An offshoot of the imperial firesale of nationalism to the rest of the world has been equally devastating, and even more difficult to shake off. The British ran India (as the Spanish ran Peru), with a tiny number of administrators and soldiers. Once the effects of the measles had worn off, some other way had to be found to control the population. And so was born the civil service. Thousands of administrators, writing everything down, slowly the mechanisms of the country to a pedantic trudge. To try to speed up the wheels of power, local councils were elected on the assumption that devolved power would work more quickly, but, brave attempt as it was, they found themselves mesmerised by the pacelessness of post-imperial life, and the gears shifted down again.

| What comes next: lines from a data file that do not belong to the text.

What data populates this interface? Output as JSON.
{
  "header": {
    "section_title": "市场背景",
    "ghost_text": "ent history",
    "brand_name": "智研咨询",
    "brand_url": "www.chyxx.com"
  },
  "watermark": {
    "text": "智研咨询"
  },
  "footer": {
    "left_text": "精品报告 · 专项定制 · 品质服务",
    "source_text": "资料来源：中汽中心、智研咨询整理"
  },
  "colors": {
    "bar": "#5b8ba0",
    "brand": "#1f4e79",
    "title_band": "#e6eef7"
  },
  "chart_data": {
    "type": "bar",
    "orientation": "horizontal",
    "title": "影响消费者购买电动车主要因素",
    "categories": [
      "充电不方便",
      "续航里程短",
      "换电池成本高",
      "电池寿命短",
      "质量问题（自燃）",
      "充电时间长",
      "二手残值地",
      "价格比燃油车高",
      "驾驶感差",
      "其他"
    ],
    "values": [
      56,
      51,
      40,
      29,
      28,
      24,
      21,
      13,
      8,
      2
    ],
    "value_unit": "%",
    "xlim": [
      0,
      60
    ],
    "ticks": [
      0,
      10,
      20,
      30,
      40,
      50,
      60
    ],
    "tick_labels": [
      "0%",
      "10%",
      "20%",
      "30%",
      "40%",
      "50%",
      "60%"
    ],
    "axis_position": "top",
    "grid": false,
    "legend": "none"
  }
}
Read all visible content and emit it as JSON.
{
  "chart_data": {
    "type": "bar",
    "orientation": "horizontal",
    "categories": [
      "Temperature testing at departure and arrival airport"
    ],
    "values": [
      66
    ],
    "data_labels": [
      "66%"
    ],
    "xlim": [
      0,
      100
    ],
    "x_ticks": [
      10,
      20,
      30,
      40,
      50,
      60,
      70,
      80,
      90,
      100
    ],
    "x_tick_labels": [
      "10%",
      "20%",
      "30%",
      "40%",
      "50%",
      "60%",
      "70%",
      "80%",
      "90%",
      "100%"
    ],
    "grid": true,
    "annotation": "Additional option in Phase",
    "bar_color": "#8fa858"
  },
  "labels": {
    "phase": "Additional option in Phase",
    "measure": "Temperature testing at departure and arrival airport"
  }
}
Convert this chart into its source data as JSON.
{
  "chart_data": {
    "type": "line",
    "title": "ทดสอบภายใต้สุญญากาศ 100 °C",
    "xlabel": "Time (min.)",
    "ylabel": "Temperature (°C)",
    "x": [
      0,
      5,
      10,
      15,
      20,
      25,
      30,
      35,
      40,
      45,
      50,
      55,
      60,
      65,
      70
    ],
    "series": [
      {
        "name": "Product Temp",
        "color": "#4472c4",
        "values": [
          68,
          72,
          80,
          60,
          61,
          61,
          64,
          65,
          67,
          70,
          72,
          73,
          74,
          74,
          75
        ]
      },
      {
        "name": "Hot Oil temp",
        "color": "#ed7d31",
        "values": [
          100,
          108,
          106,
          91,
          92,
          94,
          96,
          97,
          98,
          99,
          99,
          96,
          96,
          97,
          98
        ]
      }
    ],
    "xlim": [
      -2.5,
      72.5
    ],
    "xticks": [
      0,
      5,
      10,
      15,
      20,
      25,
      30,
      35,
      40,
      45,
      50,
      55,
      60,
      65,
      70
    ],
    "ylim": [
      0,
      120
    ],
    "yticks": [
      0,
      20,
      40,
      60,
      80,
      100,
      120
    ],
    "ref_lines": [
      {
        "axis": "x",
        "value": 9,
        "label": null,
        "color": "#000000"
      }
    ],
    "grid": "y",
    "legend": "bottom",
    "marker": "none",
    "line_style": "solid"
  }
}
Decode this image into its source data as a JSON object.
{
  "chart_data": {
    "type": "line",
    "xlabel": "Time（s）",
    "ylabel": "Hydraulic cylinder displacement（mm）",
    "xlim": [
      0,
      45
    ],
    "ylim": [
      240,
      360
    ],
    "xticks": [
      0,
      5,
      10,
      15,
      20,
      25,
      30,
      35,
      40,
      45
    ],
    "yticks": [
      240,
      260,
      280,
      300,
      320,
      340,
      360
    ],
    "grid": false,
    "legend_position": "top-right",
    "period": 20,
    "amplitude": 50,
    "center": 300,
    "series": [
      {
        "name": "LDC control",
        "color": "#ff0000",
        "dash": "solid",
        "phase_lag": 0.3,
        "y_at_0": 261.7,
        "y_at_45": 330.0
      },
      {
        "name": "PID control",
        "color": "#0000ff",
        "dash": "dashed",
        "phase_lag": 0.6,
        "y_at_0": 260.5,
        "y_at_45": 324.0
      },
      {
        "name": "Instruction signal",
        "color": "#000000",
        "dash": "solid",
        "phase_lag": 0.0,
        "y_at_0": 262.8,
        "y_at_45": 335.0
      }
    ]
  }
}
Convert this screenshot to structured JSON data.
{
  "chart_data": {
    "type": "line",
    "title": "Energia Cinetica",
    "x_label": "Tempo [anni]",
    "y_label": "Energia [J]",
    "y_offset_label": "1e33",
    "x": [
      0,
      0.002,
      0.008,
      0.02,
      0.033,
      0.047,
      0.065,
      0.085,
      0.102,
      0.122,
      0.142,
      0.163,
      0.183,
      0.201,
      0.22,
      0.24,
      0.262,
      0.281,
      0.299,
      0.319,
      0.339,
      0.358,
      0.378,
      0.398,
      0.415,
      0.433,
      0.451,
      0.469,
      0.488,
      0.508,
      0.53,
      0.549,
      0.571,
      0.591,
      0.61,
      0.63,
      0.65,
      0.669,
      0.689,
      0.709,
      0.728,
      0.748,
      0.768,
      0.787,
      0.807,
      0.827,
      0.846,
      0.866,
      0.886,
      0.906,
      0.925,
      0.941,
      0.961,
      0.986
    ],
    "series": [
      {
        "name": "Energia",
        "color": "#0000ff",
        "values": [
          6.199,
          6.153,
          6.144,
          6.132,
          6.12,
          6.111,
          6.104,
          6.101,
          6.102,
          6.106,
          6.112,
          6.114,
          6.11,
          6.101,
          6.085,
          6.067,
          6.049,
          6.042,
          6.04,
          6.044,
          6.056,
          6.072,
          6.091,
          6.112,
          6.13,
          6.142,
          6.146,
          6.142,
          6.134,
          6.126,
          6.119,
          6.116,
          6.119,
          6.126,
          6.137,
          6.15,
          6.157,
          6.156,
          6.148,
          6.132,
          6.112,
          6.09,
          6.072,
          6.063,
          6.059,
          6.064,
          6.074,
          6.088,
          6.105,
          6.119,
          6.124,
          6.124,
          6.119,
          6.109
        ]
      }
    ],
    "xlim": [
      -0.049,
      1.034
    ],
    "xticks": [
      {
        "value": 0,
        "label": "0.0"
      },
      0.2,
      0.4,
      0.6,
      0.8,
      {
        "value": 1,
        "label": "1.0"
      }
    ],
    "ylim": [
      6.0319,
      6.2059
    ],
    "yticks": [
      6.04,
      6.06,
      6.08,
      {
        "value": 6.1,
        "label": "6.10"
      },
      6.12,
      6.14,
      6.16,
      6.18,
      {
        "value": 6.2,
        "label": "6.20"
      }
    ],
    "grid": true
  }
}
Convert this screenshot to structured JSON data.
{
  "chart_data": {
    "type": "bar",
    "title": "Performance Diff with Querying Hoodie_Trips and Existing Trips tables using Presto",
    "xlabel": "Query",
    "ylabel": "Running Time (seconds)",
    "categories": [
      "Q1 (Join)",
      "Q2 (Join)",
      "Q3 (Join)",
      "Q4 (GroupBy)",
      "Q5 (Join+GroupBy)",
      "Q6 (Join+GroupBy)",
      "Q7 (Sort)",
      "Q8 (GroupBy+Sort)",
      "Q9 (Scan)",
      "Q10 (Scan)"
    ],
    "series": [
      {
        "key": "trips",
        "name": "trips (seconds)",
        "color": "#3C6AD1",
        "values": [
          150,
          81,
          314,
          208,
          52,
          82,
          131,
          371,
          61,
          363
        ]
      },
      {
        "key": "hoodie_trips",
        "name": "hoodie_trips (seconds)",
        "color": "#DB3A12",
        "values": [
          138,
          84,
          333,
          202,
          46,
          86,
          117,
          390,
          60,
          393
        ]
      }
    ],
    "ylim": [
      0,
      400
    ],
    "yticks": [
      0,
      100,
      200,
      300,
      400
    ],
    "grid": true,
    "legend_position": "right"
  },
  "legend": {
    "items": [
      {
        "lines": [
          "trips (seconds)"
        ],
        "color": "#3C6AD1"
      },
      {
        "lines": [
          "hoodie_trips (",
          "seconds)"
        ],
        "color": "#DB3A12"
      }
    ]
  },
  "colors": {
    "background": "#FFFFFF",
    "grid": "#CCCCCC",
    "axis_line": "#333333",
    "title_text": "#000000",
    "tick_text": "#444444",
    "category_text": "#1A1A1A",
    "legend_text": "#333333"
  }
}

The cultural effects of imperialism are definitely the most insidious. They are therefore the most difficult to apologise for, and the easiest to avoid apologising for. Who should take responsibility for Merchant Ivory, for example, and the blacking up of Alec Guinness in A Passage to India? We need someone to lead by example. A suggestion: the City Hall in Durban is a 1910 version of Belfast City Hall. A symbol of what used to be iniquitous majority-rule replicated as a symbol of what used to be iniquitous minority-rule. A neat imperial contradiction, but also a bind which must be broken. We had our City Hall first, so I think we have a responsibility here. Or rather, our elected representatives do. So Belfast City Council should apologise to the people of Durban for imposing on them a piece of civic architecture with such unfortunate connotations. And there’s no point pretending Belfast didn’t mean it.